Maintaining a good home life is one reason Bayou Seafood closes at 6 p.m. Another is that Harbison employs high-schoolers and doesn’t want anyone’s grades to suffer because they had to work late.
“We want to make sure that it’s fair to her,” Harbison said of his daughter. “So when we lock the door at the end of the day — It belongs to us, so we can lock the door. If we want to go out of town, we go out of town. We post it on Facebook, we post it on the door, and everybody’s understanding about it.”
“We can turn the dial up and we can turn the dial down,” he said.
You don’t have to know much about the restaurant business to know how rare that is.
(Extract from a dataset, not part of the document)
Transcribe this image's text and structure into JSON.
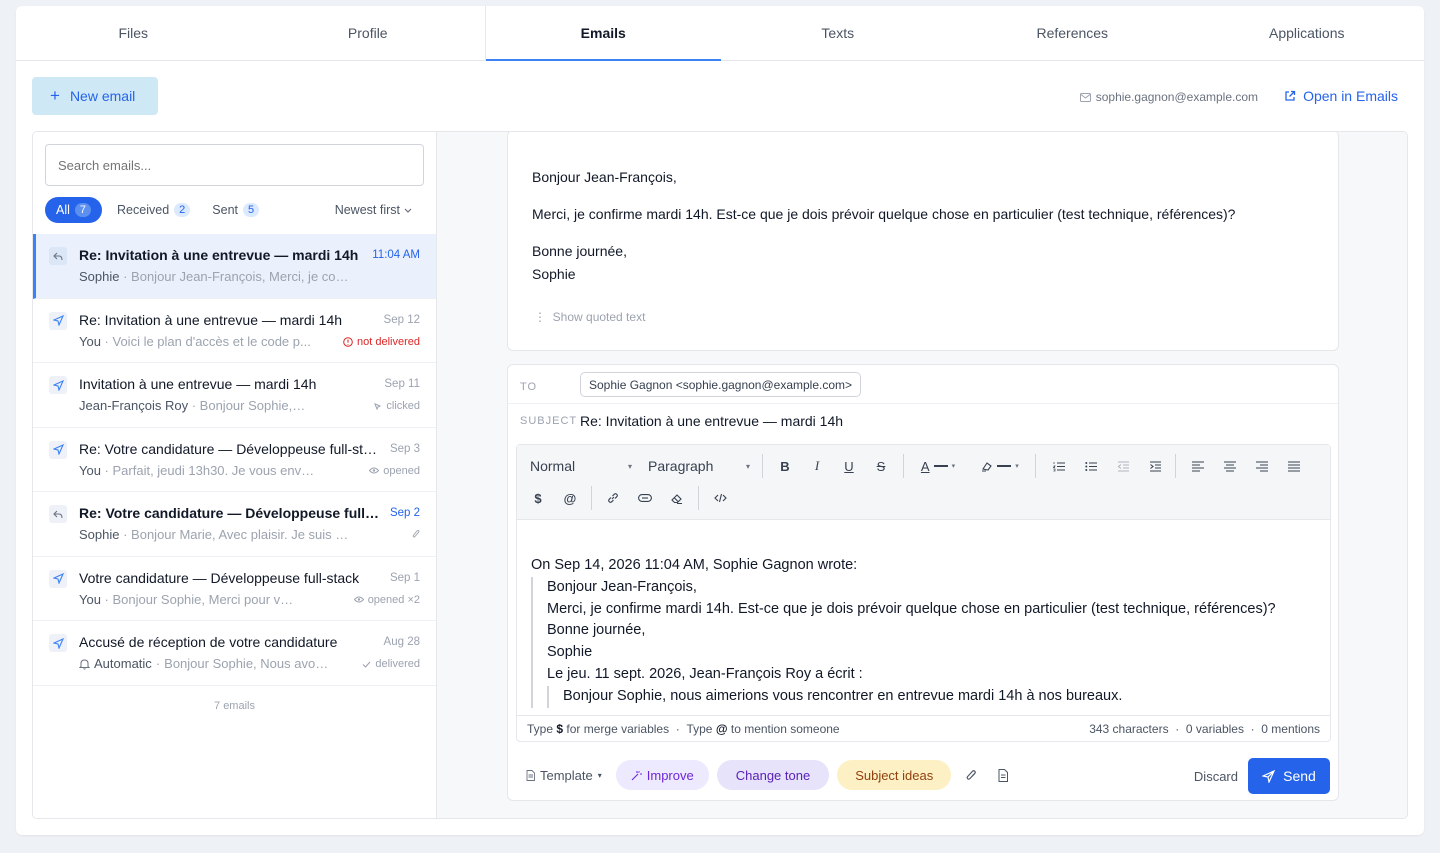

That said, it’s quite possible Harbison will be turning the dial up in the future. He and his wife have acquired another building as well as a food trailer, he said – and his plans for those outlets are not seafood-centric.
In the meantime, Bayou Seafood Company will continue not to look like much from the inside. But as my fellow diner noted, he’s been to plenty of joints that were richly appointed and very comfortable, only to find the food sorely lacking.
Bayou Seafood has got it where it counts – on the plate.